Known as B17B, it is currently drifting 1,000 miles from Australia's west coast and is moving gradually north with the ocean current and prevailing wind.
Dr Neal Young, a glaciologist working for the ADD, said that if the iceberg eventually reached Australia waters, it would crash into the continental shelf causing a magnitude three to to four tremor.
However, Dr Young said the iceberg was unlikely to hit the Australian mainland. If it continued on its path north, it would eventually break up into hundreds of smaller icebergs, he said.
"As the waters warm, the iceberg will thin out, so it is not going to get to Australia, the further north it goes, the more it break up," he said.
The smaller icebergs created when the larger berg broke up could become shipping hazards if they float closer to shore.
Dr Young said an iceberg the size of B17B had not been seen so far north since the days when 19th century clipper ships plied the trade route between Britain and Australia.
"Icebergs do come from time to time and they can be very big, but it can be a long time before we spot one - so it's really a once-in-a-lifetime sighting."

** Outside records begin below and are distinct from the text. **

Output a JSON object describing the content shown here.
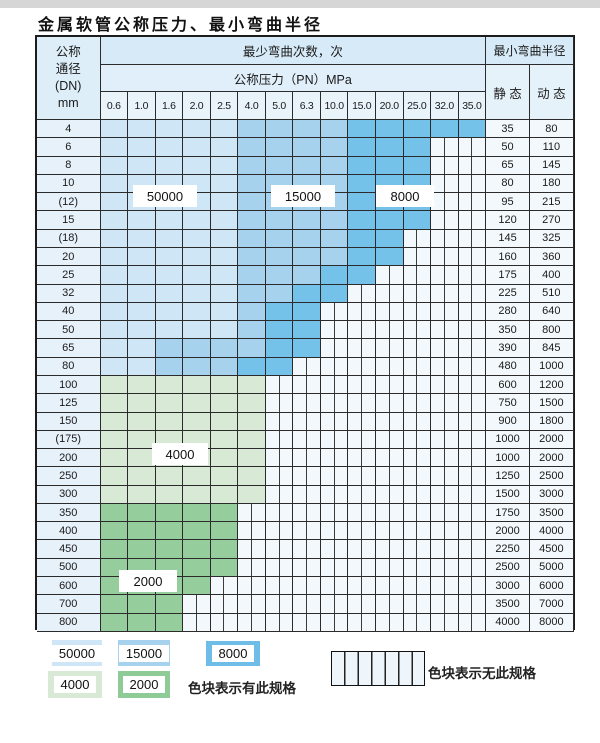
{
  "title": "金属软管公称压力、最小弯曲半径",
  "table": {
    "dn_header_lines": [
      "公称",
      "通径",
      "(DN)",
      "mm"
    ],
    "bend_cycles_header": "最少弯曲次数，次",
    "pressure_header": "公称压力（PN）MPa",
    "pressure_columns": [
      "0.6",
      "1.0",
      "1.6",
      "2.0",
      "2.5",
      "4.0",
      "5.0",
      "6.3",
      "10.0",
      "15.0",
      "20.0",
      "25.0",
      "32.0",
      "35.0"
    ],
    "radius_header": "最小弯曲半径",
    "static_header": "静 态",
    "dynamic_header": "动 态",
    "cell_colors": {
      "L": "#cfe6f6",
      "M": "#a6d2ee",
      "D": "#74c1e9",
      "G": "#d8e9d6",
      "H": "#95cd9d"
    },
    "cell_color_meaning": {
      "L": "50000",
      "M": "15000",
      "D": "8000",
      "G": "4000",
      "H": "2000",
      "X": "无此规格"
    },
    "region_labels": [
      "50000",
      "15000",
      "8000",
      "4000",
      "2000"
    ],
    "rows": [
      {
        "dn": "4",
        "cells": "LLLLLMMMMDDDDD",
        "static": "35",
        "dynamic": "80"
      },
      {
        "dn": "6",
        "cells": "LLLLLMMMMDDDXX",
        "static": "50",
        "dynamic": "110"
      },
      {
        "dn": "8",
        "cells": "LLLLLMMMMDDDXX",
        "static": "65",
        "dynamic": "145"
      },
      {
        "dn": "10",
        "cells": "LLLLLMMMMDDDXX",
        "static": "80",
        "dynamic": "180"
      },
      {
        "dn": "(12)",
        "cells": "LLLLLMMMMDDDXX",
        "static": "95",
        "dynamic": "215"
      },
      {
        "dn": "15",
        "cells": "LLLLLMMMMDDDXX",
        "static": "120",
        "dynamic": "270"
      },
      {
        "dn": "(18)",
        "cells": "LLLLLMMMMDDXXX",
        "static": "145",
        "dynamic": "325"
      },
      {
        "dn": "20",
        "cells": "LLLLLMMMMDDXXX",
        "static": "160",
        "dynamic": "360"
      },
      {
        "dn": "25",
        "cells": "LLLLLMMMDDXXXX",
        "static": "175",
        "dynamic": "400"
      },
      {
        "dn": "32",
        "cells": "LLLLLMMDDXXXXX",
        "static": "225",
        "dynamic": "510"
      },
      {
        "dn": "40",
        "cells": "LLLLLMDDXXXXXX",
        "static": "280",
        "dynamic": "640"
      },
      {
        "dn": "50",
        "cells": "LLLLLMDDXXXXXX",
        "static": "350",
        "dynamic": "800"
      },
      {
        "dn": "65",
        "cells": "LLMMMMDDXXXXXX",
        "static": "390",
        "dynamic": "845"
      },
      {
        "dn": "80",
        "cells": "LLMMMDDXXXXXXX",
        "static": "480",
        "dynamic": "1000"
      },
      {
        "dn": "100",
        "cells": "GGGGGGXXXXXXXX",
        "static": "600",
        "dynamic": "1200"
      },
      {
        "dn": "125",
        "cells": "GGGGGGXXXXXXXX",
        "static": "750",
        "dynamic": "1500"
      },
      {
        "dn": "150",
        "cells": "GGGGGGXXXXXXXX",
        "static": "900",
        "dynamic": "1800"
      },
      {
        "dn": "(175)",
        "cells": "GGGGGGXXXXXXXX",
        "static": "1000",
        "dynamic": "2000"
      },
      {
        "dn": "200",
        "cells": "GGGGGGXXXXXXXX",
        "static": "1000",
        "dynamic": "2000"
      },
      {
        "dn": "250",
        "cells": "GGGGGGXXXXXXXX",
        "static": "1250",
        "dynamic": "2500"
      },
      {
        "dn": "300",
        "cells": "GGGGGGXXXXXXXX",
        "static": "1500",
        "dynamic": "3000"
      },
      {
        "dn": "350",
        "cells": "HHHHHXXXXXXXXX",
        "static": "1750",
        "dynamic": "3500"
      },
      {
        "dn": "400",
        "cells": "HHHHHXXXXXXXXX",
        "static": "2000",
        "dynamic": "4000"
      },
      {
        "dn": "450",
        "cells": "HHHHHXXXXXXXXX",
        "static": "2250",
        "dynamic": "4500"
      },
      {
        "dn": "500",
        "cells": "HHHHHXXXXXXXXX",
        "static": "2500",
        "dynamic": "5000"
      },
      {
        "dn": "600",
        "cells": "HHHHXXXXXXXXXX",
        "static": "3000",
        "dynamic": "6000"
      },
      {
        "dn": "700",
        "cells": "HHHXXXXXXXXXXX",
        "static": "3500",
        "dynamic": "7000"
      },
      {
        "dn": "800",
        "cells": "HHHXXXXXXXXXXX",
        "static": "4000",
        "dynamic": "8000"
      }
    ]
  },
  "legend": {
    "items": [
      {
        "value": "50000",
        "color": "#cfe6f6"
      },
      {
        "value": "15000",
        "color": "#a6d2ee"
      },
      {
        "value": "8000",
        "color": "#6ebde7"
      },
      {
        "value": "4000",
        "color": "#d8e9d6"
      },
      {
        "value": "2000",
        "color": "#8ecb97"
      }
    ],
    "has_spec_note": "色块表示有此规格",
    "no_spec_note": "色块表示无此规格"
  }
}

Originally three times its current size, the iceberg broke off Antarctica's Ross Ice Shelf in 2000 along with several others.
B17B has since travelled thousands of miles and a third of the way around Antarctica thanks to ocean currents and winds.
It stayed completely still in one spot for about five years, but is now on the move again.
Dr Young originally spotted the iceberg using satellite images from Nasa and the European Space Agency.
It has an area equating to 87 square miles - roughly double the size of Sydney Harbour.
Several large icebergs have been sighted off Australia and New Zealand in recent weeks, but none rival B17B in size.
Last month a giant iceberg the length of seven football pitches was spotted off Australia's Macquarie Island, about 930 miles southeast of Tasmania.
Dr Young said sightings of large icebergs could become more frequent if sea temperatures rise through global warming.
Icebergs are formed as the ice shelf develops. Snow falls on the ice sheet and forms more ice, which flows to the edges, onto the floating ice shelves.
Eventually, pieces around the edge break off.